If you could suddenly be allowed to travel again after months of quarantine and shutdowns, would you? With mere weeks separating Maltese people from that reality, that question has dominated conversations (and heated arguments) nationwide in the last 24 hours.
Yesterday afternoon, the government announced that, following the cautious reopening of Malta’s airport on 1st July to fly passengers to and from some 19 different regions, the island is set to reopen its doors to the remaining destinations as of 15th July.
To some, the announcement didn’t really matter much; they weren’t planning on flying out anyway, and this didn’t really sway them. Others saw it as a grim warning of some incoming wave of infections. Meanwhile, others couldn’t wait to get on the first flight out of here.
In a Lovin Malta poll published yesterday afternoon to which over 5,000 people responded, some 60% of people said they don’t plan on travelling overseas before the end of 2020.
In the comments section, however, the situation looked very balanced, with heated debates and passionate comments arguing in favour of either side.

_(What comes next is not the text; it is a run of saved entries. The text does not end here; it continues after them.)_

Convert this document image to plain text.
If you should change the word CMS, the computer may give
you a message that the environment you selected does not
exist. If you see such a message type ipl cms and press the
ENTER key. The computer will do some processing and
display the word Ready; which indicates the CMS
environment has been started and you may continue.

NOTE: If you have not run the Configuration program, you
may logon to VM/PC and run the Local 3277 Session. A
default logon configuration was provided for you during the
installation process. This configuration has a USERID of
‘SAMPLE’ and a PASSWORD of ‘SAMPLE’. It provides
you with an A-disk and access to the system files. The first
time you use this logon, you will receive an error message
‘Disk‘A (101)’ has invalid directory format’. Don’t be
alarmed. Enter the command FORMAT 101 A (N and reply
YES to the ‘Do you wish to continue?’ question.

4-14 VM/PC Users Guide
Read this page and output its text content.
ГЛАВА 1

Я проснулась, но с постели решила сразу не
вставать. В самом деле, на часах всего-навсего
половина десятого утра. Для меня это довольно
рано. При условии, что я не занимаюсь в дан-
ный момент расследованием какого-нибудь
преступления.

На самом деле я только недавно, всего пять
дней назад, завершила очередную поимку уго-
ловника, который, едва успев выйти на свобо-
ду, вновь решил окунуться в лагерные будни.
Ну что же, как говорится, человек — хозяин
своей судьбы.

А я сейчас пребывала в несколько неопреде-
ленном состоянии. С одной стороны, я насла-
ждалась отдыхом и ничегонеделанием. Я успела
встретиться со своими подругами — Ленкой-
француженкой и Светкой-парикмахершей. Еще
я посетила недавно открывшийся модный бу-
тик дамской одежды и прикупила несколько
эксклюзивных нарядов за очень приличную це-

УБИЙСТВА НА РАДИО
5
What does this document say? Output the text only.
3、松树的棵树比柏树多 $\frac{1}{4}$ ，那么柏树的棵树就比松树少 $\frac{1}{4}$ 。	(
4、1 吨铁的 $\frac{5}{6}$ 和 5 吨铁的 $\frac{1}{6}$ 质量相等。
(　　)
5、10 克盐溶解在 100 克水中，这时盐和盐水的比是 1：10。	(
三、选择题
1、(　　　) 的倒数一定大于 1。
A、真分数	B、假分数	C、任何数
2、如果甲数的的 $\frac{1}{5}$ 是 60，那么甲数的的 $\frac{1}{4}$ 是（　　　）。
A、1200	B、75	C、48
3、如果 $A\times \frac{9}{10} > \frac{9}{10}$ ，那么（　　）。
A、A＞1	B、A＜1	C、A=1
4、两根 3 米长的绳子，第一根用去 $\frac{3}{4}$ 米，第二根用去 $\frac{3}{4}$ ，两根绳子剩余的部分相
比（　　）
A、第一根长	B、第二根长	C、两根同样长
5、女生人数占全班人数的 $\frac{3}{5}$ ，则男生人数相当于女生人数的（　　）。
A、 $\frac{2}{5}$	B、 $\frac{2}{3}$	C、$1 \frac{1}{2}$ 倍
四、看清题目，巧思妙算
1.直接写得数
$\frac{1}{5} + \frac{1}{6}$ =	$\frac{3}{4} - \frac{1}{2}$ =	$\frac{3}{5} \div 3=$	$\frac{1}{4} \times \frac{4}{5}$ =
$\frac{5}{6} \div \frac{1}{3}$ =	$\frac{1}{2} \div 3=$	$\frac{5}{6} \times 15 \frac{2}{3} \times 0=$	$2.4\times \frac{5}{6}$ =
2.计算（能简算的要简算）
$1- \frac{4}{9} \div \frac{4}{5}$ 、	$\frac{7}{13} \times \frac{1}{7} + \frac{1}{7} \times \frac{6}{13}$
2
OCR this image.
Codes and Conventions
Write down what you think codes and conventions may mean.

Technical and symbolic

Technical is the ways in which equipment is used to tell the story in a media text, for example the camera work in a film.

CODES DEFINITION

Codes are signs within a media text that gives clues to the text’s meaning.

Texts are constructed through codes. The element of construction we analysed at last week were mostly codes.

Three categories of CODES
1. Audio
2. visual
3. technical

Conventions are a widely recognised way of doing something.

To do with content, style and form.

“I love Malta with all my heart, and there’s no place on Earth I would rather be, but I think it’s too early to fly,” one person commented. “See you next year beautiful Malta and Gozo.”
“I can’t wait to come back to Malta but have rescheduled to next April to be on safe side but if UK allowed in hoping for a sneaky week with my husband in October this year,” another followed… only to be shut down by one person saying, “I hope they are not allowed until they have a major decrease in virus cases.”
But while some were adamant on playing it safe, others couldn’t be more eager to leave.
“I’ll be on the first flight wherever it takes me,” one person affirmed, with others saying they’ll “definitely” travel this year.
“I can’t wait to fly again,” another chimed in, with one person saying he’s literally “counting the minutes to fly again”.
And even though travelling in 2021 – even January, for that matter – seems to be acceptable by most people, the issue of a holiday anytime in 2020 still appears to be a divisive one.